N. Demorand.- Est-ce que l'accord est proche entre les 27 - là, on parle de Bruxelles ?
 
Vu de Poznan, les informations sont plutôt bonnes, même si les discussions à Bruxelles se poursuivent ce matin, mais les points de vue se sont rapprochés hier.
 
Sur les "trois 20", comme on dit : 20 % d'économie d'énergie, 20 % d'énergie renouvelable, et 20 % de réduction des émissions de gaz à effet de serre, ce sera ça à peu près la fourchette ou on sera sur des choses moins ambitieuses ?
 
Non, on sera bien sur cette fourchette-là, les "trois 20" sont garantis. La question c'est plutôt les modalités, comment on y arrive, et là, évidemment, chaque Etat-membre peut avoir son point de vue ou ses problématiques locales particulières. Il y a des Etats membres qui ont plus de charbon dans leur électricité, d'autres qui sont moins bien connectés au marché européen, qui peuvent échanger moins facilement de l'électricité. Il y a des problématiques spécifiques vis-à-vis de l'industrie, mais les objectifs, eux, sont maintenus, et ça c'est très important pour l'Europe, mais c'est très important pour le monde, on le voit depuis ici, à Poznan, depuis les négociations internationales sur la lutte contre le changement climatique.
 
Quels compromis peuvent être faits pour arracher un accord ?
 
Ça doit se finaliser en fin de matinée. Il n'y a pas un sujet de blocage, il y a une multitude de situations nationales auxquelles il faut donner bonne réponse.
 
L'échec n'est pas possible, vous nous le dites ça, ce matin, à Bruxelles ?
 
Je crois que politiquement l'échec n'est pas possible, c'est-à-dire qu'on a besoin de cet accord. Écologiquement, il n'est pas possible. L'Europe est motrice dans le monde dans la lutte contre le changement climatique, donc il faut que l'Europe démontre que c'est possible. Cet accord, c'est à la fois son écot qu'elle apporte à la lutte contre le changement climatique, ça va être moins 20 % d'émissions de gaz à effet de serre en 2020 pour un ensemble qui représente quand même 15 % des émissions mondiales, donc c'est important. Mais c'est aussi un signal très fort que l'Europe envoie aux autres pays du monde qui est de dire : alors que nous, nous sommes tellement différents, nous, Européens, nous des situations économiques, culturelles, des situations vis-à-vis de l'énergie très différentes, nous, nous avons réussi à le faire, donc le monde entier peut le faire. C'est ça que je dis en ce moment Poznan, c'est : attention, l'intérieur de l'Europe... l'Europe n'est pas homogène, l'Europe, c'est des pays très, très, très différents.
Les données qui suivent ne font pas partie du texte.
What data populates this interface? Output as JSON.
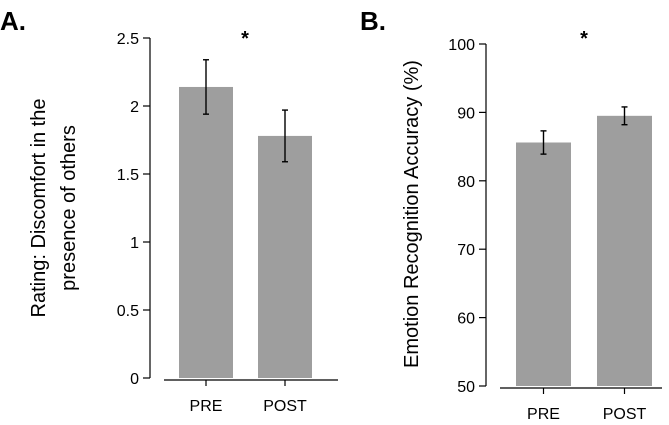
{
  "chart_data": [
    {
      "panel": "A.",
      "type": "bar",
      "categories": [
        "PRE",
        "POST"
      ],
      "values": [
        2.14,
        1.78
      ],
      "errors": [
        0.2,
        0.19
      ],
      "ylabel_lines": [
        "Rating: Discomfort in the",
        "presence of others"
      ],
      "ylim": [
        0,
        2.5
      ],
      "ytick_values": [
        0,
        0.5,
        1,
        1.5,
        2,
        2.5
      ],
      "ytick_labels": [
        "0",
        "0.5",
        "1",
        "1.5",
        "2",
        "2.5"
      ],
      "significance": "*",
      "bar_color": "#9e9e9e"
    },
    {
      "panel": "B.",
      "type": "bar",
      "categories": [
        "PRE",
        "POST"
      ],
      "values": [
        85.6,
        89.5
      ],
      "errors": [
        1.7,
        1.3
      ],
      "ylabel_lines": [
        "Emotion Recognition Accuracy (%)"
      ],
      "ylim": [
        50,
        100
      ],
      "ytick_values": [
        50,
        60,
        70,
        80,
        90,
        100
      ],
      "ytick_labels": [
        "50",
        "60",
        "70",
        "80",
        "90",
        "100"
      ],
      "significance": "*",
      "bar_color": "#9e9e9e"
    }
  ]
}
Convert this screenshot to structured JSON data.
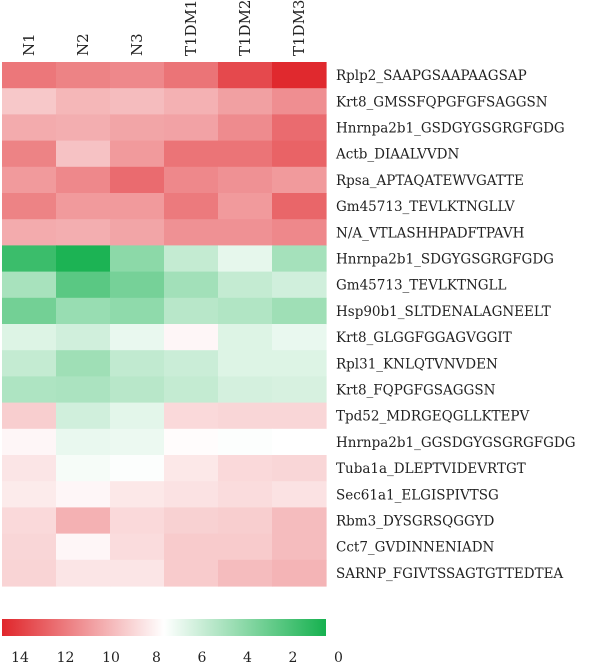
{
  "chart_data": {
    "type": "heatmap",
    "columns": [
      "N1",
      "N2",
      "N3",
      "T1DM1",
      "T1DM2",
      "T1DM3"
    ],
    "rows": [
      "Rplp2_SAAPGSAAPAAGSAP",
      "Krt8_GMSSFQPGFGFSAGGSN",
      "Hnrnpa2b1_GSDGYGSGRGFGDG",
      "Actb_DIAALVVDN",
      "Rpsa_APTAQATEWVGATTE",
      "Gm45713_TEVLKTNGLLV",
      "N/A_VTLASHHPADFTPAVH",
      "Hnrnpa2b1_SDGYGSGRGFGDG",
      "Gm45713_TEVLKTNGLL",
      "Hsp90b1_SLTDENALAGNEELT",
      "Krt8_GLGGFGGAGVGGIT",
      "Rpl31_KNLQTVNVDEN",
      "Krt8_FQPGFGSAGGSN",
      "Tpd52_MDRGEQGLLKTEPV",
      "Hnrnpa2b1_GGSDGYGSGRGFGDG",
      "Tuba1a_DLEPTVIDEVRTGT",
      "Sec61a1_ELGISPIVTSG",
      "Rbm3_DYSGRSQGGYD",
      "Cct7_GVDINNENIADN",
      "SARNP_FGIVTSSAGTGTTEDTEA"
    ],
    "values": [
      [
        12.2,
        11.8,
        11.6,
        12.3,
        13.8,
        14.9
      ],
      [
        9.4,
        10.0,
        9.8,
        10.2,
        10.8,
        11.4
      ],
      [
        10.4,
        10.3,
        10.6,
        10.7,
        11.5,
        12.6
      ],
      [
        11.8,
        9.6,
        11.0,
        12.3,
        12.3,
        12.9
      ],
      [
        11.0,
        11.6,
        12.6,
        11.6,
        11.3,
        11.0
      ],
      [
        11.8,
        11.0,
        11.0,
        12.1,
        11.0,
        12.8
      ],
      [
        10.4,
        10.3,
        10.6,
        11.3,
        11.3,
        11.6
      ],
      [
        1.2,
        0.2,
        3.8,
        5.6,
        6.7,
        4.6
      ],
      [
        4.7,
        2.2,
        3.1,
        4.5,
        5.6,
        6.0
      ],
      [
        3.0,
        4.2,
        3.9,
        5.2,
        5.0,
        4.4
      ],
      [
        6.4,
        6.0,
        6.8,
        7.8,
        6.4,
        6.8
      ],
      [
        5.6,
        4.4,
        5.5,
        5.8,
        6.4,
        6.4
      ],
      [
        4.9,
        4.8,
        5.2,
        5.6,
        6.1,
        6.2
      ],
      [
        9.2,
        6.0,
        6.6,
        8.8,
        8.9,
        8.9
      ],
      [
        7.8,
        6.8,
        6.9,
        7.6,
        7.4,
        7.5
      ],
      [
        8.4,
        7.2,
        7.4,
        8.3,
        8.8,
        8.9
      ],
      [
        8.2,
        7.8,
        8.3,
        8.5,
        8.7,
        8.5
      ],
      [
        8.8,
        10.2,
        8.8,
        9.1,
        9.2,
        9.8
      ],
      [
        8.9,
        7.8,
        8.7,
        9.3,
        9.3,
        9.8
      ],
      [
        9.0,
        8.4,
        8.4,
        9.3,
        9.8,
        10.1
      ]
    ],
    "colorbar": {
      "ticks": [
        14,
        12,
        10,
        8,
        6,
        4,
        2,
        0
      ],
      "range": [
        0,
        15
      ],
      "colors": {
        "high": "#e0262b",
        "mid": "#ffffff",
        "low": "#16b14f"
      }
    }
  }
}
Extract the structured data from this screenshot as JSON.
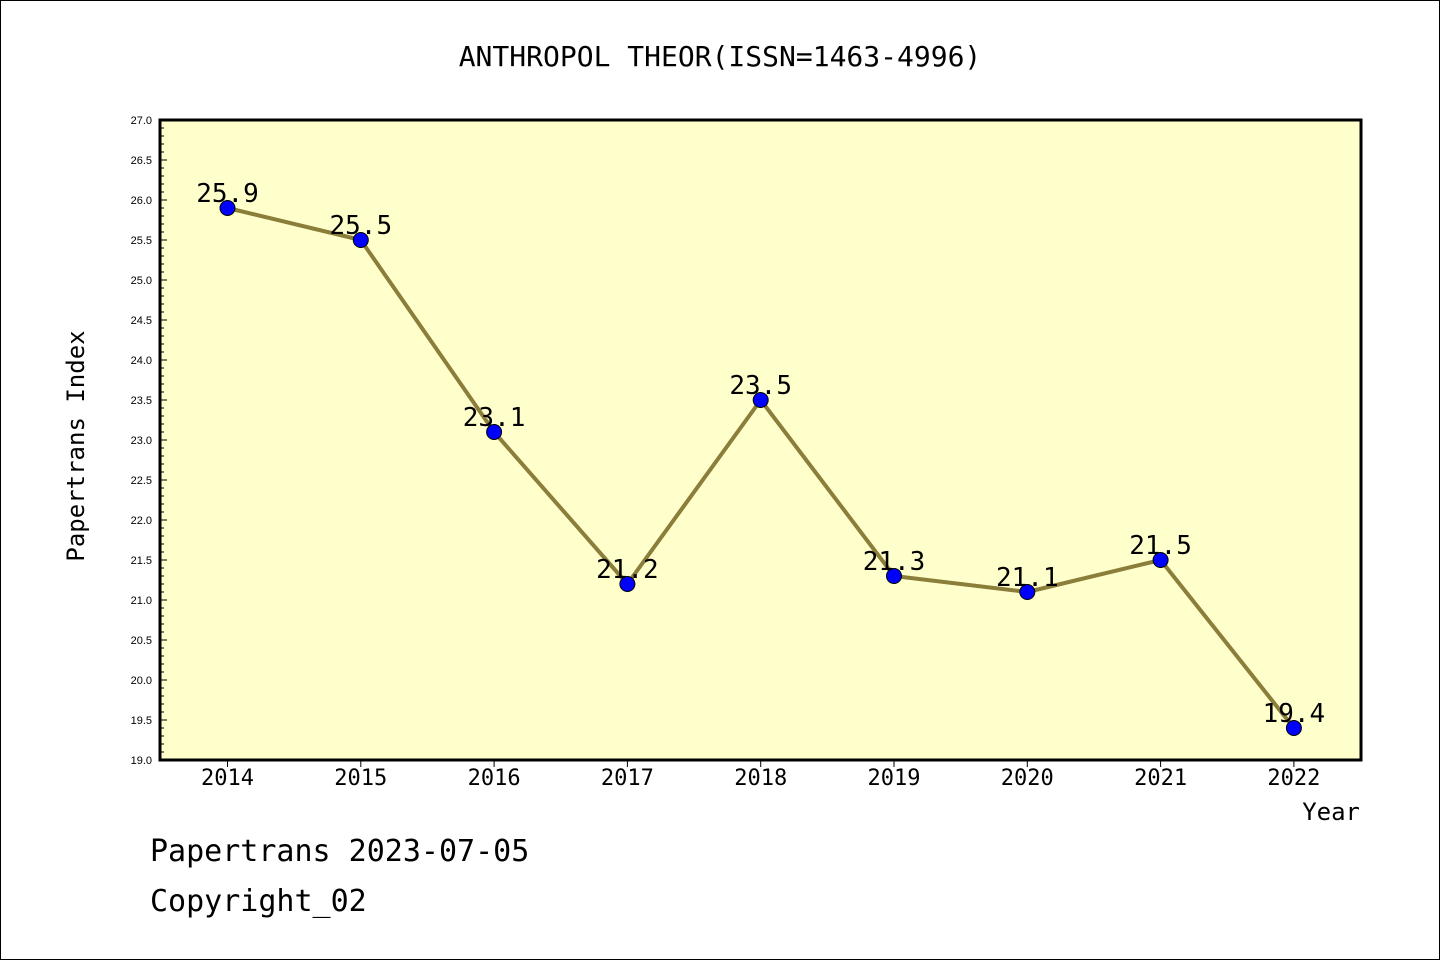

Donc, si l'Europe y arrive, ça veut dire que monde entier peut y arriver.
 
Qu'attendez-vous des Etats- Unis quand ils seront présidés par B. Obama qui a fait un certain nombre d'annonces très fortes sur le sujet ?
 
Les Etats-Unis sont très, très attendus pour leur retour sur la scène internationale et dans les négociations internationales sur le changement climatique. Et le problème de l'administration Bush, ce n'est pas seulement qu'elle n'était pas très "chaude", très allante, c'est qu'en fait elle était très peu présente. On avait des délégations américaines qui viennent quasiment comme observateurs, ils n'ont pas ratifié le protocole de Kyoto, ils participent très peu à la discussion, et à la fin ils bloquent. Donc là, on a besoin à la fois d'une administration qui soit beaucoup plus mobilisée, et on le sent, les échos qu'on a de Washington c'est que ça va être le cas, ils veulent vraiment faire des propositions sur le sujet. Et puis, on a besoin aussi d'une administration qui est beaucoup plus présente, qui est motrice dans ces négociations, parce que, quand les Etats-Unis sont là quasiment comme observateurs, ça fait une espèce d'inertie, ça fait un poids, ça ne peut pas fonctionner.
 
La presse américaine bruisse de rumeurs concernant Steven Chu, Prix Nobel de physique, qui pourrait être le prochain secrétaire à l'Energie de B. Obama. Sacrée recrue, non, si elle se confirme ?
 
Oui, sacrée recrue et signal très fort de l'intérêt de B. Obama pour ce sujet. Quand on prend une personnalité, c'est qu'on a envie que le sujet... qu'on le fasse exister, qu'il soit très très présent, ça c'est un très bon signal. Tous les Etats du monde ont besoin de faire leur transition énergétique, d'aller vers une énergie plus sobre en carbone. Mais qu'un Etat comme les Etats-Unis prenne le leadership là-dessus, mette ce sujet-là en avant, en choisissant une personnalité de cette nature, montre tout l'intérêt en fait qu'il y apporte, c'est un signal aussi fantastique pour le monde.
 
Est-ce que la crise économique joue en ce moment, que ce soit à Poznan ou à Bruxelles, comme un frein très puissant à la réflexion sur l'écologie ?
 
C'est presque le contraire. Évidemment, il y a cette idée : il y a crise économique, il n'y a plus d'argent, donc, on ne va pas en mettre dans l'environnement ; c'est une idée ringarde, c'est une idée du passé, et c'est une idée qui est très peu développée. Ici, à Poznan par exemple, les industriels se sont réunis, ils ont fait un papier pour dire : nous considérons que la crise économique ne doit pas freiner la lutte contre le changement climatique, au contraire c'est une opportunité. Cela peut paraître paradoxal, mais à l'heure de la crise économique, on a de toute façon besoin de refonder le système de production et de consommation, on sait qu'on est dans une série d'impasses, c'est l'occasion de réinvestir. Réinvestissons dans l'environnement, profitons-en pour réinvestir dans une économie sobre en carbone. C'est le message Page qu'envoient les Etats du monde les plus mobilisés, mais c'est le message aussi qu'envoient les industriels les plus allants, et ils sont de plus en plus nombreux quand même.
 
Tous les industriels ?
 
Ici, à Poznan, oui, on a l'impression que tous les industriels tirent dans ce sens. Bon, évidemment...
 
Ils ne sont pas tous à Poznan ?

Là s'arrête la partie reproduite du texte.